The pillars would slot into holes etched through a stacked substrate, much in the same way that columns rise through floors of a building. Toshiba described it as a "multi-layer sandwich of gate electrodes and insulator films."

The pillars of silicon are lightly doped with impurities. The gate electrode wraps around the silicon pillar at even intervals, and a pre-formed nitride film for data-retention, based within a silicon-oxide-nitride-oxide-silicon (SONOS) structure, is set in each joint and serves as a NAND cell, the company said.

Officials at Toshiba were not immediately available for comment. So it remains unclear exactly when the company hopes to commercialize the technology, in which densities, or what challenges it still faces, such as endurance and comparable performance in read/write times.

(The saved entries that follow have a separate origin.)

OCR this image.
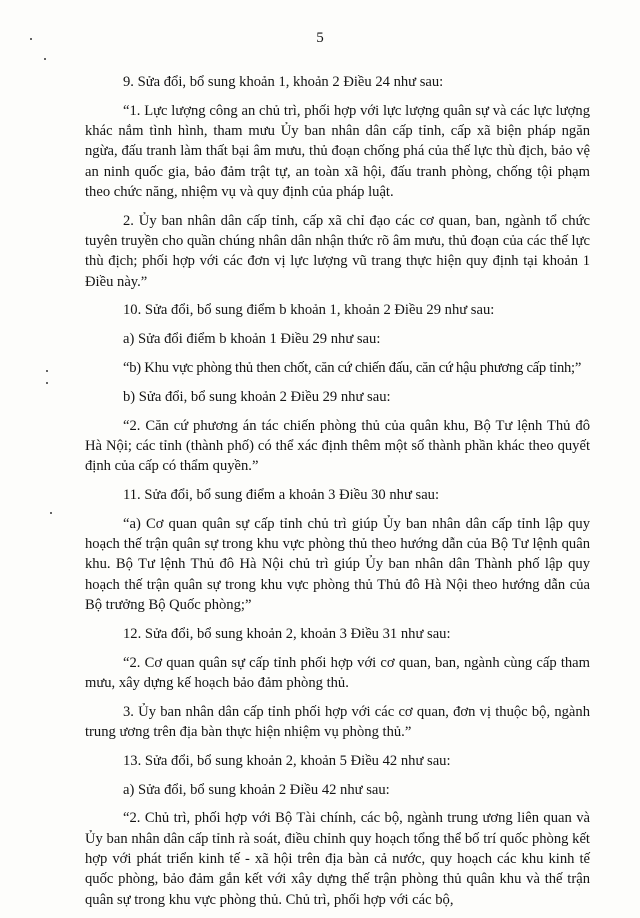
5

9. Sửa đổi, bổ sung khoản 1, khoản 2 Điều 24 như sau:

“1. Lực lượng công an chủ trì, phối hợp với lực lượng quân sự và các lực lượng khác nắm tình hình, tham mưu Ủy ban nhân dân cấp tỉnh, cấp xã biện pháp ngăn ngừa, đấu tranh làm thất bại âm mưu, thủ đoạn chống phá của thế lực thù địch, bảo vệ an ninh quốc gia, bảo đảm trật tự, an toàn xã hội, đấu tranh phòng, chống tội phạm theo chức năng, nhiệm vụ và quy định của pháp luật.

2. Ủy ban nhân dân cấp tỉnh, cấp xã chỉ đạo các cơ quan, ban, ngành tổ chức tuyên truyền cho quần chúng nhân dân nhận thức rõ âm mưu, thủ đoạn của các thế lực thù địch; phối hợp với các đơn vị lực lượng vũ trang thực hiện quy định tại khoản 1 Điều này.”

10. Sửa đổi, bổ sung điểm b khoản 1, khoản 2 Điều 29 như sau:

a) Sửa đổi điểm b khoản 1 Điều 29 như sau:

“b) Khu vực phòng thủ then chốt, căn cứ chiến đấu, căn cứ hậu phương cấp tỉnh;”

b) Sửa đổi, bổ sung khoản 2 Điều 29 như sau:

“2. Căn cứ phương án tác chiến phòng thủ của quân khu, Bộ Tư lệnh Thủ đô Hà Nội; các tỉnh (thành phố) có thể xác định thêm một số thành phần khác theo quyết định của cấp có thẩm quyền.”

11. Sửa đổi, bổ sung điểm a khoản 3 Điều 30 như sau:

“a) Cơ quan quân sự cấp tỉnh chủ trì giúp Ủy ban nhân dân cấp tỉnh lập quy hoạch thế trận quân sự trong khu vực phòng thủ theo hướng dẫn của Bộ Tư lệnh quân khu. Bộ Tư lệnh Thủ đô Hà Nội chủ trì giúp Ủy ban nhân dân Thành phố lập quy hoạch thế trận quân sự trong khu vực phòng thủ Thủ đô Hà Nội theo hướng dẫn của Bộ trưởng Bộ Quốc phòng;”

12. Sửa đổi, bổ sung khoản 2, khoản 3 Điều 31 như sau:

“2. Cơ quan quân sự cấp tỉnh phối hợp với cơ quan, ban, ngành cùng cấp tham mưu, xây dựng kế hoạch bảo đảm phòng thủ.

3. Ủy ban nhân dân cấp tỉnh phối hợp với các cơ quan, đơn vị thuộc bộ, ngành trung ương trên địa bàn thực hiện nhiệm vụ phòng thủ.”

13. Sửa đổi, bổ sung khoản 2, khoản 5 Điều 42 như sau:

a) Sửa đổi, bổ sung khoản 2 Điều 42 như sau:

“2. Chủ trì, phối hợp với Bộ Tài chính, các bộ, ngành trung ương liên quan và Ủy ban nhân dân cấp tỉnh rà soát, điều chỉnh quy hoạch tổng thể bố trí quốc phòng kết hợp với phát triển kinh tế - xã hội trên địa bàn cả nước, quy hoạch các khu kinh tế quốc phòng, bảo đảm gắn kết với xây dựng thế trận phòng thủ quân khu và thế trận quân sự trong khu vực phòng thủ. Chủ trì, phối hợp với các bộ,
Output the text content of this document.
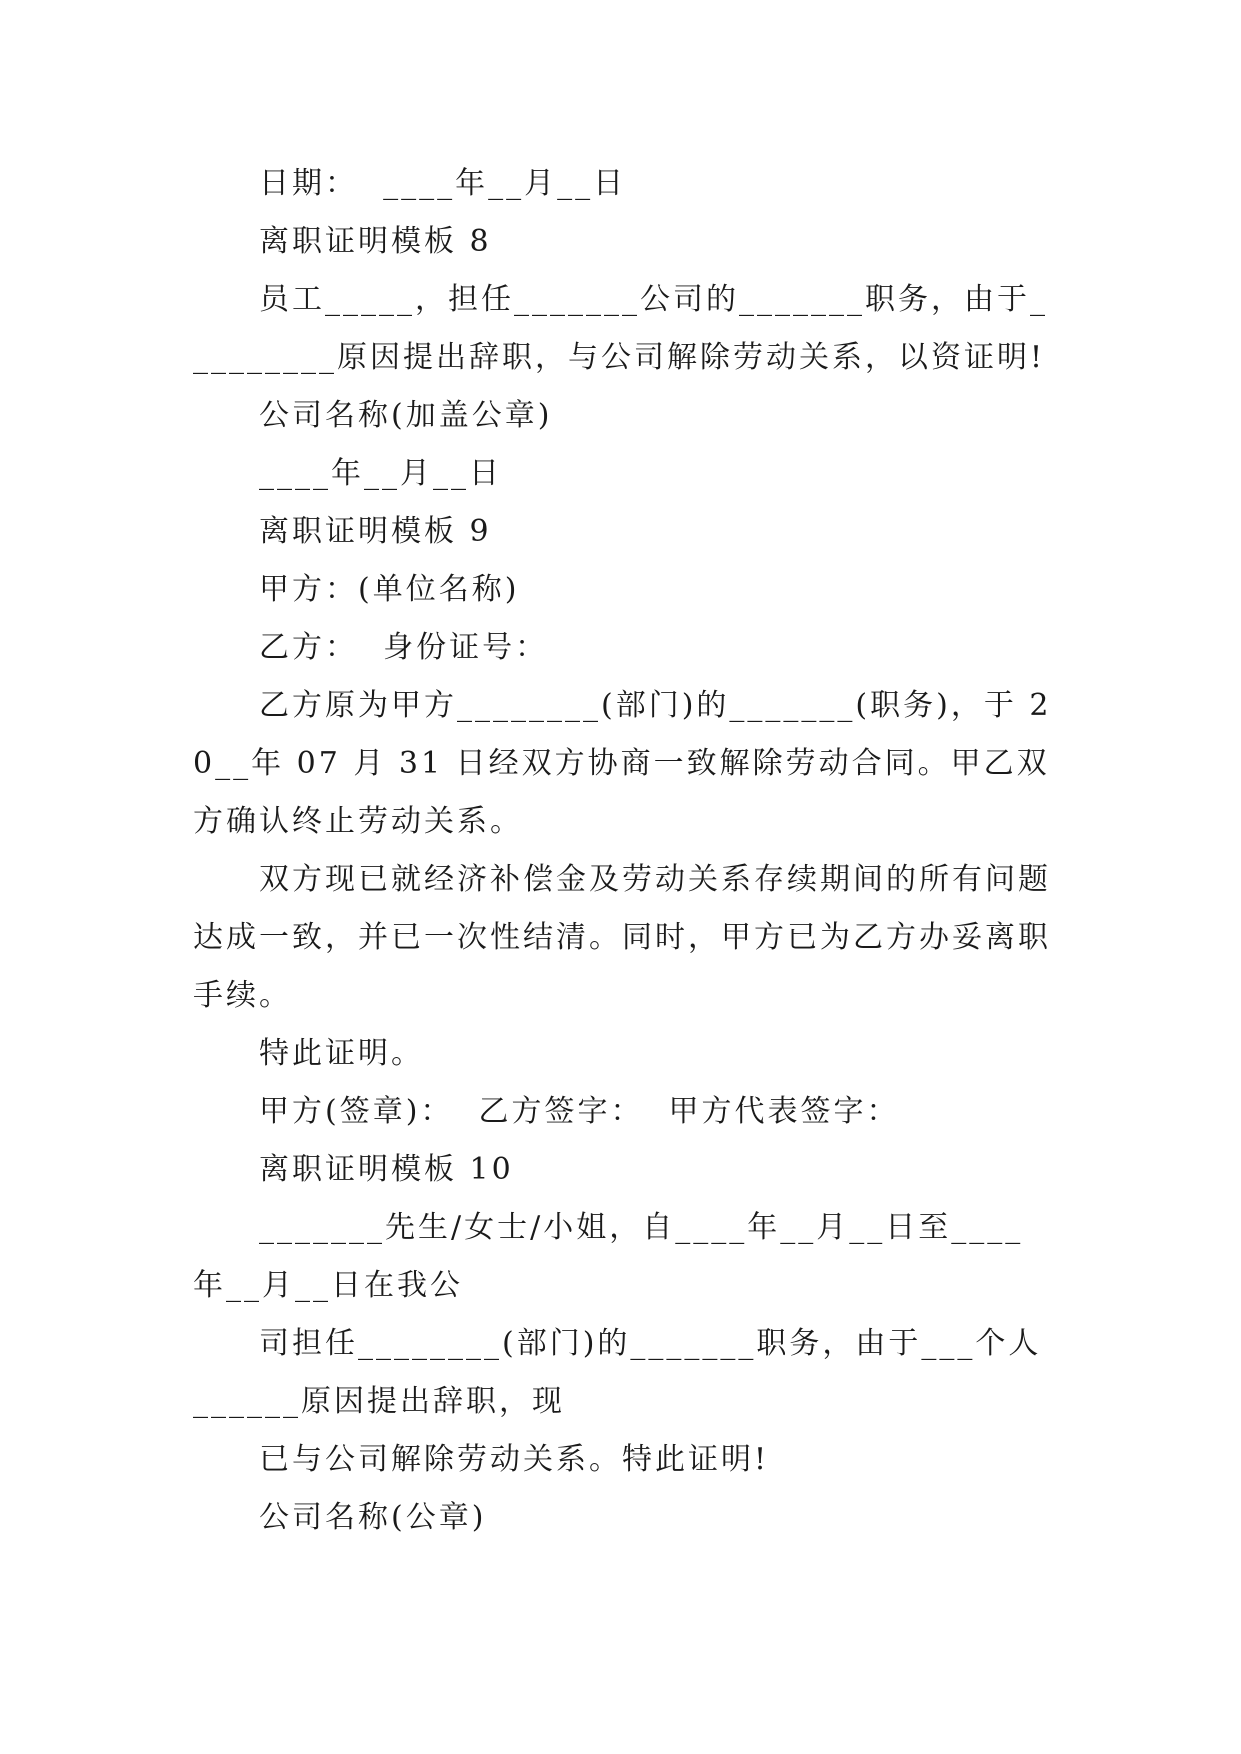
日期：  ____年__月__日

离职证明模板 8

员工_____，担任_______公司的_______职务，由于_________原因提出辞职，与公司解除劳动关系，以资证明!

公司名称(加盖公章)

____年__月__日

离职证明模板 9

甲方：(单位名称)

乙方：  身份证号：

乙方原为甲方________(部门)的_______(职务)，于 20__年 07 月 31 日经双方协商一致解除劳动合同。甲乙双方确认终止劳动关系。

双方现已就经济补偿金及劳动关系存续期间的所有问题达成一致，并已一次性结清。同时，甲方已为乙方办妥离职手续。

特此证明。

甲方(签章)：  乙方签字：  甲方代表签字：

离职证明模板 10

_______先生/女士/小姐，自____年__月__日至____年__月__日在我公

司担任________(部门)的_______职务，由于___个人______原因提出辞职，现

已与公司解除劳动关系。特此证明!

公司名称(公章)
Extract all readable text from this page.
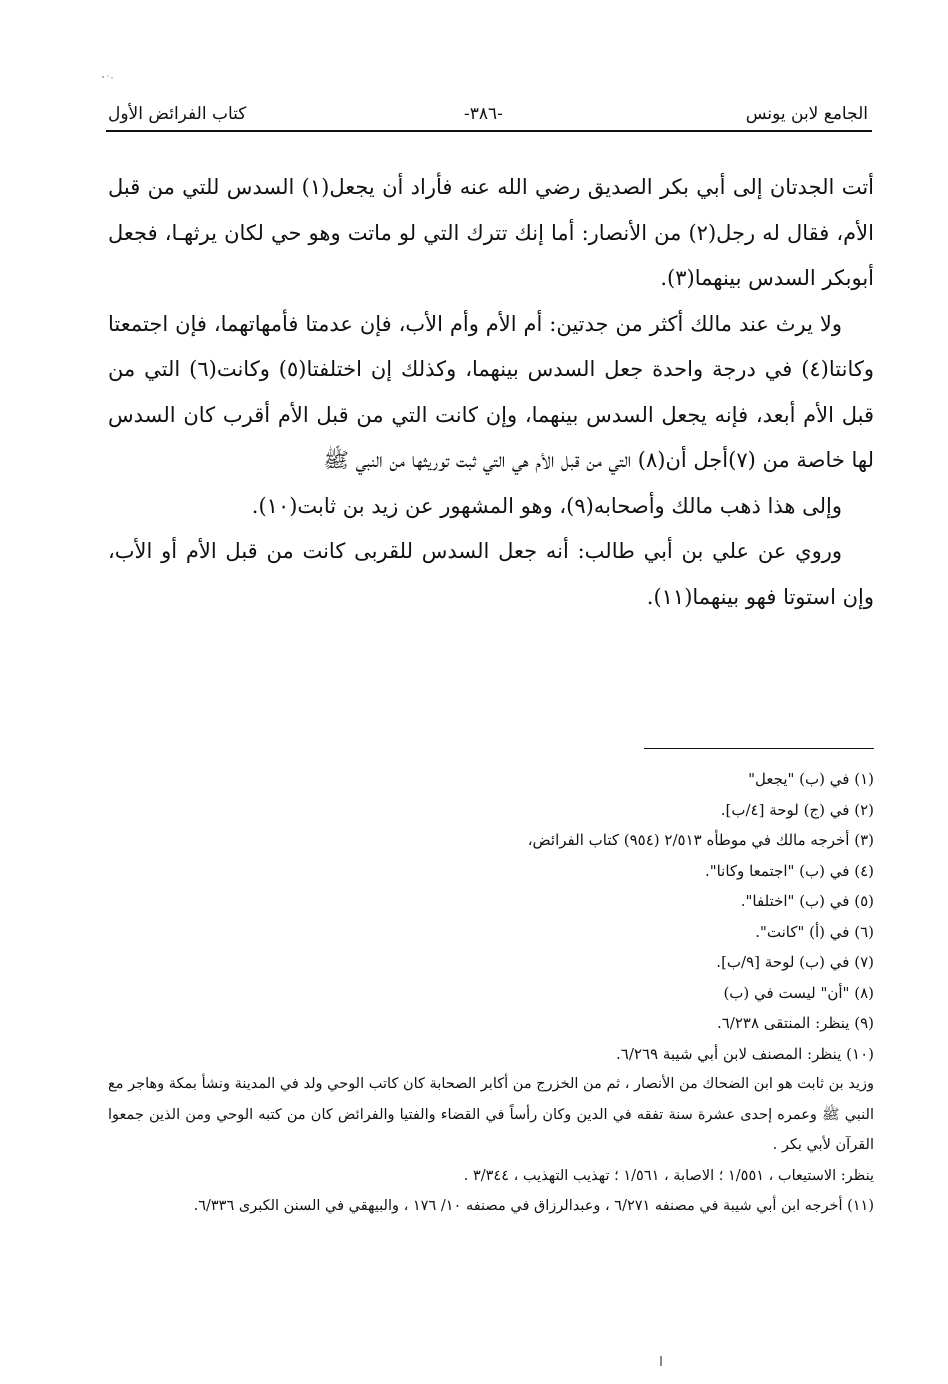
الجامع لابن يونس
-٣٨٦-
كتاب الفرائض الأول

أتت الجدتان إلى أبي بكر الصديق رضي الله عنه فأراد أن يجعل(١) السدس للتي من قبل الأم، فقال له رجل(٢) من الأنصار: أما إنك تترك التي لو ماتت وهو حي لكان يرثهـا، فجعل أبوبكر السدس بينهما(٣).

ولا يرث عند مالك أكثر من جدتين: أم الأم وأم الأب، فإن عدمتا فأمهاتهما، فإن اجتمعتا وكانتا(٤) في درجة واحدة جعل السدس بينهما، وكذلك إن اختلفتا(٥) وكانت(٦) التي من قبل الأم أبعد، فإنه يجعل السدس بينهما، وإن كانت التي من قبل الأم أقرب كان السدس لها خاصة من (٧)أجل أن(٨) التي من قبل الأم هي التي ثبت توريثها من النبي ﷺ

وإلى هذا ذهب مالك وأصحابه(٩)، وهو المشهور عن زيد بن ثابت(١٠).

وروي عن علي بن أبي طالب: أنه جعل السدس للقربى كانت من قبل الأم أو الأب، وإن استوتا فهو بينهما(١١).

(١) في (ب) "يجعل"

(٢) في (ج) لوحة [٤/ب].

(٣) أخرجه مالك في موطأه ٢/٥١٣ (٩٥٤) كتاب الفرائض،

(٤) في (ب) "اجتمعا وكانا".

(٥) في (ب) "اختلفا".

(٦) في (أ) "كانت".

(٧) في (ب) لوحة [٩/ب].

(٨) "أن" ليست في (ب)

(٩) ينظر: المنتقى ٦/٢٣٨.

(١٠) ينظر: المصنف لابن أبي شيبة ٦/٢٦٩.

وزيد بن ثابت هو ابن الضحاك من الأنصار ، ثم من الخزرج من أكابر الصحابة كان كاتب الوحي ولد في المدينة ونشأ بمكة وهاجر مع النبي ﷺ وعمره إحدى عشرة سنة تفقه في الدين وكان رأساً في القضاء والفتيا والفرائض كان من كتبه الوحي ومن الذين جمعوا القرآن لأبي بكر .

ينظر: الاستيعاب ، ١/٥٥١ ؛ الاصابة ، ١/٥٦١ ؛ تهذيب التهذيب ، ٣/٣٤٤ .

(١١) أخرجه ابن أبي شيبة في مصنفه ٦/٢٧١ ، وعبدالرزاق في مصنفه ١٠/ ١٧٦ ، والبيهقي في السنن الكبرى ٦/٣٣٦.
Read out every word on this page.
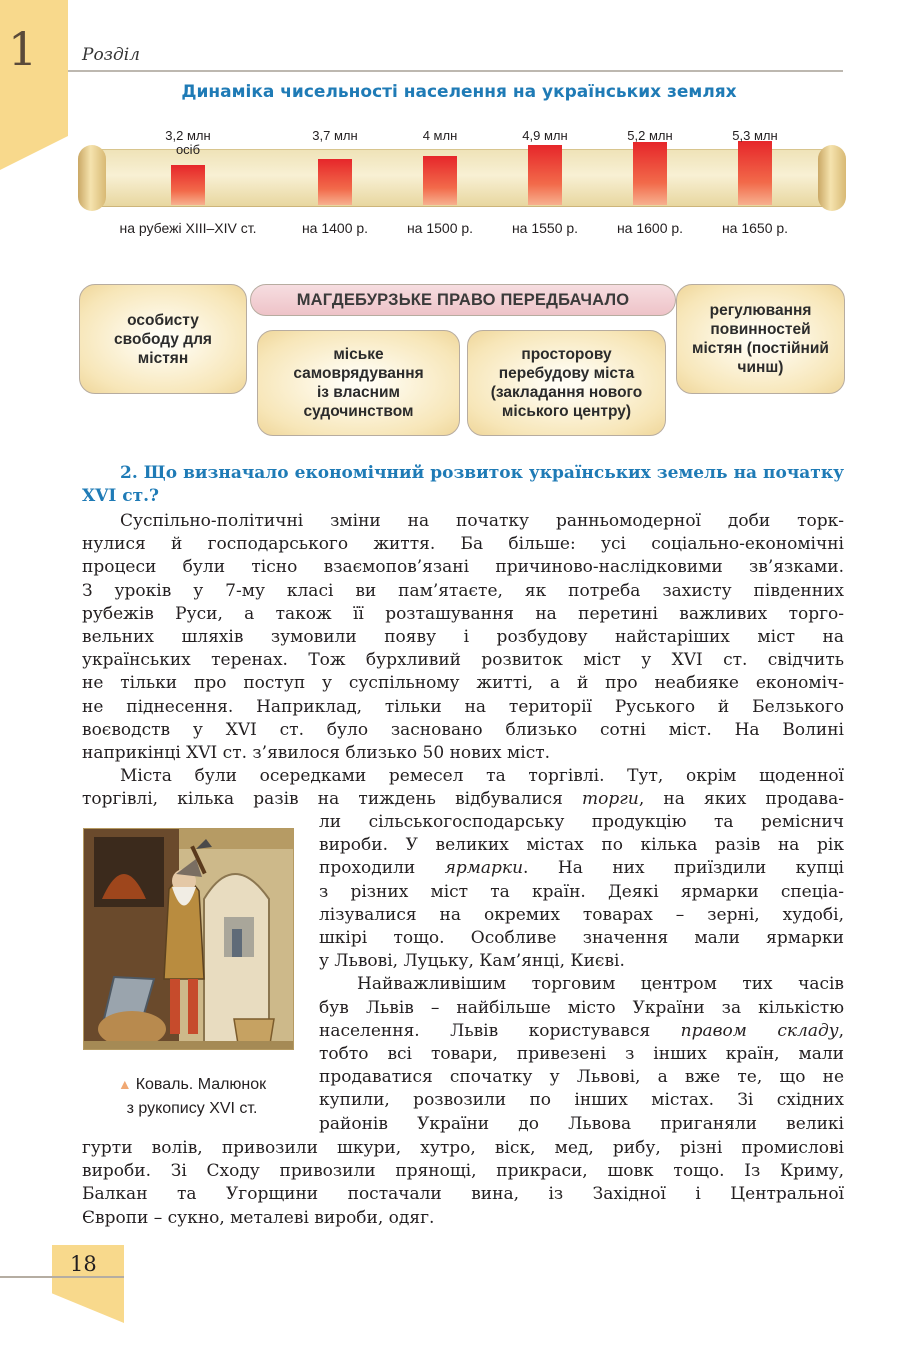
1	Розділ
Динаміка чисельності населення на українських землях
3,2 млн
осіб
на рубежі XIII–XIV ст.
3,7 млн
на 1400 р.
4 млн
на 1500 р.
4,9 млн
на 1550 р.
5,2 млн
на 1600 р.
5,3 млн
на 1650 р.
МАГДЕБУРЗЬКЕ ПРАВО ПЕРЕДБАЧАЛО
особисту
свободу для
містян	міське
самоврядування
із власним
судочинством
просторову
перебудову міста
(закладання нового
міського центру)
регулювання
повинностей
містян (постійний
чинш)
2. Що визначало економічний розвиток українських земель на початку XVI ст.?
Суспільно-політичні зміни на початку ранньомодерної доби торк-
нулися й господарського життя. Ба більше: усі соціально-економічні
процеси були тісно взаємопов’язані причиново-наслідковими зв’язками.
З уроків у 7-му класі ви пам’ятаєте, як потреба захисту південних
рубежів Руси, а також її розташування на перетині важливих торго-
вельних шляхів зумовили появу і розбудову найстаріших міст на
українських теренах. Тож бурхливий розвиток міст у XVI ст. свідчить
не тільки про поступ у суспільному житті, а й про неабияке економіч-
не піднесення. Наприклад, тільки на території Руського й Белзького
воєводств у XVI ст. було засновано близько сотні міст. На Волині
наприкінці XVI ст. з’явилося близько 50 нових міст.
Міста були осередками ремесел та торгівлі. Тут, окрім щоденної
торгівлі, кілька разів на тиждень відбувалися торги, на яких продава-
ли сільськогосподарську продукцію та реміснич
вироби. У великих містах по кілька разів на рік
проходили ярмарки. На них приїздили купці
з різних міст та країн. Деякі ярмарки спеціа-
лізувалися на окремих товарах – зерні, худобі,
шкірі тощо. Особливе значення мали ярмарки
у Львові, Луцьку, Кам’янці, Києві.
Найважливішим торговим центром тих часів
був Львів – найбільше місто України за кількістю
населення. Львів користувався правом складу,
тобто всі товари, привезені з інших країн, мали
продаватися спочатку у Львові, а вже те, що не
купили, розвозили по інших містах. Зі східних
районів України до Львова приганяли великі
гурти волів, привозили шкури, хутро, віск, мед, рибу, різні промислові
вироби. Зі Сходу привозили прянощі, прикраси, шовк тощо. Із Криму,
Балкан та Угорщини постачали вина, із Західної і Центральної
Європи – сукно, металеві вироби, одяг.
▲ Коваль. Малюнок
з рукопису XVI ст.
18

The SONOS formula has been around for years and is currently being pursued by other companies such as Motorola Corp. and Cypress Semiconductor as a better means for embedding flash than the typical floating-gate structure.

Other companies are also tapping SONOS-like structures to breathe new life into discrete NAND. The commodity memory is now a key building block for storage in portable multimedia devices and a new rival in the mass storage market dominated by hard disk drives. In order to maintain its growth and viability in these markets, ever denser devices are needed and that means changes in device structure.

In September, Samsung introduced a SONOS-like structure called charge-trap flash (CTF). Its CTF-based NAND chip should be more reliable than traditional flash because it reduces cell-to-cell interference that can make bits harder to read.

Samsung refers to the total structure as Tanos, which comprises tantalum (a metal), aluminum oxide (a high-k material), nitride, oxide and silicon layers. Using a Tanos structure marks the first application of a metal layer coupled with a high-k material in a NAND device. Samsung now claims its charge trap flash technology will allow it to more easily scale NAND down to 30nm and even 20nm — which would yield a 256-Gbit chip.

A few months after Samsung, Taiwan's Macronix International said it was ready to test its Bandgap Engineered SONOS (BE-SONOS). The company will produce a 2 gigabit test chip this year using 75-nanometer technology. It expects commercialization will take place at 45-nanometer, sometime around 2010.

Toshiba said its new approach will bump up density without substantially increasing the chip's footprint because the array increases in direct proportion to stack height. "For example, a 32-layer stack realizes 10 times the integration of a standard chip formed with the same generation of technology," the company said.